Mina Bhama

Mina Bhama

General Counsel & Company Secretary at wejo

We speak to Mina Bhama about working in-house at the world’s leading connected car data marketplace

Mina, can you please quickly summarise your education and career path to date?

I took the usual route to qualification, starting with GCSEs, then onto A-Levels, before reading Law at university. I completed the Legal Practice Course at Chester Law School completed my Training Contract at a high street firm (seats in Criminal Law, Personal Injury and Conveyancing), whilst also gaining my Higher Rights. I began my first sole in-house counsel role immediately upon qualification at a loss adjusting company. I progressed to senior legal counsel and latterly as General Counsel & Company Secretary roles in listed and private companies and somewhere along the way I qualified as an ICSA Chartered Company Secretary.

What kind of work do you undertake at wejo?

I have a broad role at wejo which includes heading up the Legal & Investor Relations team. My day-to-day activities can include a range of commercial and corporate matters, such as contracts; intellectual property focussing on brand protection, acquisitions and privacy regulation; investor relations with involvement in fundraising to working with wejo’s Data Advisory Council, which has been set up to play an influencing role to shape and lobby privacy legislation in the US.
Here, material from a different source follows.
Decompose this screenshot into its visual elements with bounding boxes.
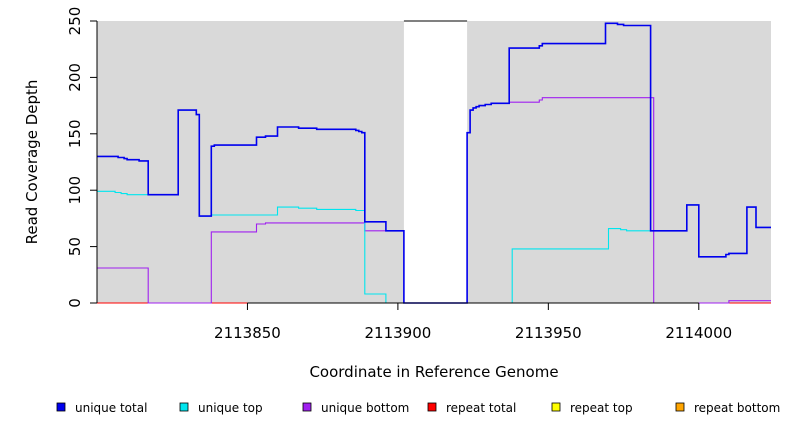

What’s the most enjoyable thing about your current role?

So many things!

But the top two are the talented and fun people I work with and being a part of an exciting business that is quickly becoming a truly global business. wejo is playing a key role in defining an emerging industry, that will ultimately impact the way we live our lives, for example from making it easier to find a parking space, to making our roads safer, to easing congestion and making our commutes more manageable. Those are impacts that will be felt by people on a day to day basis.

What first attracted you to law?


You’ve always worked in-house. Did private practice not appeal?

I trained in private practice and a few months before I qualified, I was asked to join a loss adjusting company as their first sole in-house counsel. The offer came at a time when I was considering moving into commercial law, so I made the decision to accept the role and have never looked back.

What advice would you give to anyone thinking of working in-house?

Get some experience in private practice first and if you do decide to make a move in-house early in your legal career, move to an organisation with a legal team that can support you and from which you can learn from - but do make the move. If you find that working in-house is not for you, there is nothing to stop you from moving back.

You took nearly a year off in 2017 and travelled the world. What inspired that decision?

It was a spontaneous decision that my husband and I made via a very short text exchange, as I was considering my next challenge. Once the decision was made, I did not think twice about it and swiftly moved on to plan the itinerary!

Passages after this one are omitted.